Thursday, June 16, 2011

Teach reading to teach talking

One of the exciting things that we came across at the RTS Conference was from our short clinc session with a Dutch Speech Therapist who has worked with a number of different RTS kiddies. She has found that there are similarities between RTS and Down syndrome kiddies in terms of learning speech. And therefore techniques to support kids with Down syndrome have proved helpful to RTS kids.

Teaching reading to teach talking is probably the single most effective intervention for helping children with Down syndrome to overcome their learning difficulties. Quote Sue Buckley and Gillian Bird 

From what I understood is that the emphasis should be on helping Matt recognise the whole word, as opposed to first getting to know the letter sounds and then building those up to words. As he learns to recognise and read words, she reckons, his speech will benefit.

This ST recommended that we start a book with Matt where he participates in it's development. On each page we draw a picture that he has expressed interest in, and then write the word below it, as well as a sentence of 3 or 4 words. Basically this will be the level of his understanding, not his expressive language. As he helps create the book, the topics should inspire him and capture his attention. The benefit will come from repeated reading and seeing the words. 

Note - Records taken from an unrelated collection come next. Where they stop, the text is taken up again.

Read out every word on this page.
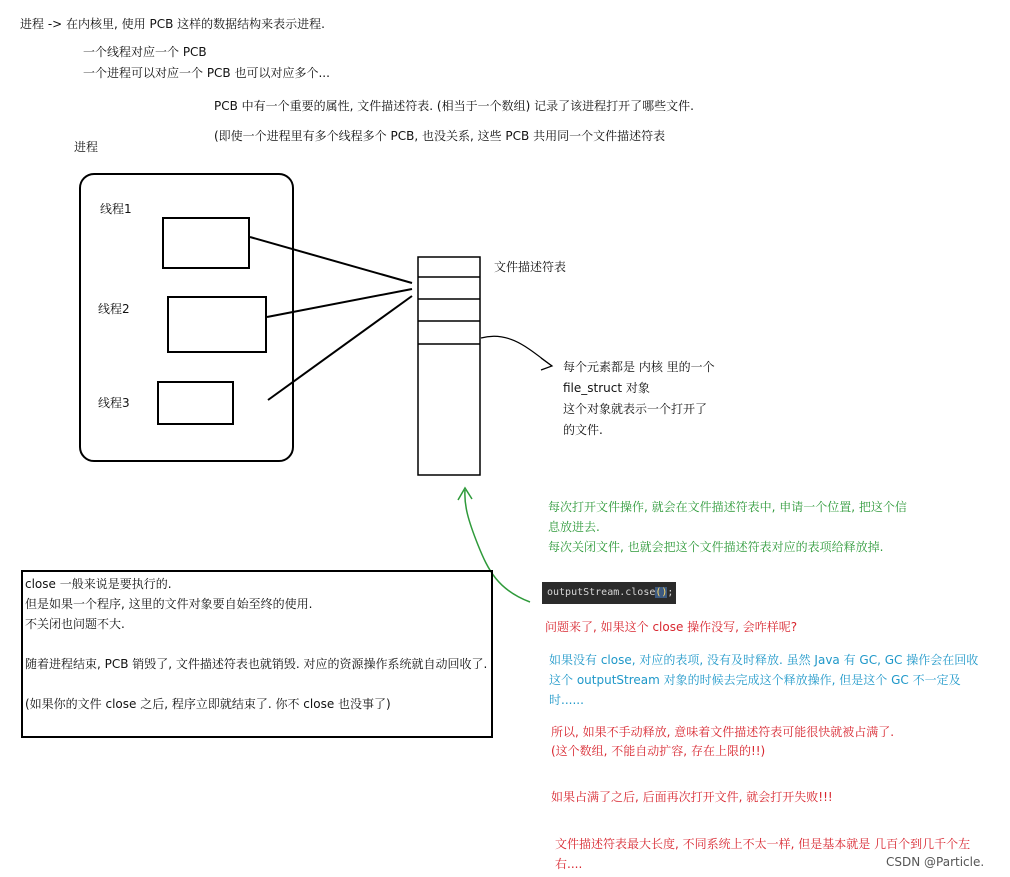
进程 -> 在内核里, 使用 PCB 这样的数据结构来表示进程.
一个线程对应一个 PCB
一个进程可以对应一个 PCB 也可以对应多个...
PCB 中有一个重要的属性, 文件描述符表. (相当于一个数组) 记录了该进程打开了哪些文件.
(即使一个进程里有多个线程多个 PCB, 也没关系, 这些 PCB 共用同一个文件描述符表
进程
线程1
线程2
线程3
文件描述符表
每个元素都是 内核 里的一个
file_struct 对象
这个对象就表示一个打开了
的文件.
每次打开文件操作, 就会在文件描述符表中, 申请一个位置, 把这个信
息放进去.
每次关闭文件, 也就会把这个文件描述符表对应的表项给释放掉.
outputStream.close();
close 一般来说是要执行的.
但是如果一个程序, 这里的文件对象要自始至终的使用.
不关闭也问题不大.
随着进程结束, PCB 销毁了, 文件描述符表也就销毁. 对应的资源操作系统就自动回收了.
(如果你的文件 close 之后, 程序立即就结束了. 你不 close 也没事了)
问题来了, 如果这个 close 操作没写, 会咋样呢?
如果没有 close, 对应的表项, 没有及时释放. 虽然 Java 有 GC, GC 操作会在回收
这个 outputStream 对象的时候去完成这个释放操作, 但是这个 GC 不一定及
时......
所以, 如果不手动释放, 意味着文件描述符表可能很快就被占满了.
(这个数组, 不能自动扩容, 存在上限的!!)
如果占满了之后, 后面再次打开文件, 就会打开失败!!!
文件描述符表最大长度, 不同系统上不太一样, 但是基本就是 几百个到几千个左
右....	CSDN @Particle.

I am still learning the mechanisms and process of how teaching reading supports kids in learning to talk. Here are some useful links on the topic:

http://www.down-syndrome.org/information/reading/overview/

http://www.down-syndrome.org/information/reading/early/

http://www.up-for-reading.org/down-syndrome/reading/

We got started right away, even though we were still on our trip. We talked to Matt about what he had seen during the day and created our little "book" out of a note pad. We have since put the pages into a file with some photos prints to add more fun to the story telling. Matt has really taken to it and we read this "book" whenever he wants. I hope to start on a 2nd book - focussing more on his day to day experiences.



 

6 comments:

Kelly said...

Thanks so much for sharing!

Kelly

Nicole said...

I've awarded you a blog award. http://nix-grim.blogspot.com/2011/06/occasionally-just-occasionally.html

Cheers!

Christine said...

This is such an interesting post!!!
Nathan has been working a lot with letters and numbers. He is fascinated by them and I see that he recognizes the POWER of letters. I'm hopeful that he will learn to type because he will know how to spell thus improving his communication that much more.
The other day at school, Nathan's teacher decided to start spelling because he is so interested in letters. The teacher took the letter "c" "a" "t" and repeated the word CAT. Nathan then moved the letters "a and "t" over and took the letter "o" and inserted to spell COAT. He surprised everyone!

What you posted about today makes a lot of sense and I am encouraged by it. Thanks so much for blogging about this. Matt does look super happy and I think the book idea is a fantastic one- might have to borrow that idea from you.

Carol said...

Hi Jacqui - have loved reading your posts about the conference.
I went to a Sue Buckley workshop here in April and she emailed me some presentations on reading if you're interested. Welcome to drop me a mail carol@duepoint.co.za

x

Debbie said...

A very interesting post indeed, I'd love to see Matt's book if you want to send it to school one day! He looks like he is loving it. I'm thinking we/you could do one about school (I paint at school; I read at school; I climb at school etc. etc.) I can supply you with pics:-)

Cindy said...

Beautiful book! I can see how much Matt enjoys it!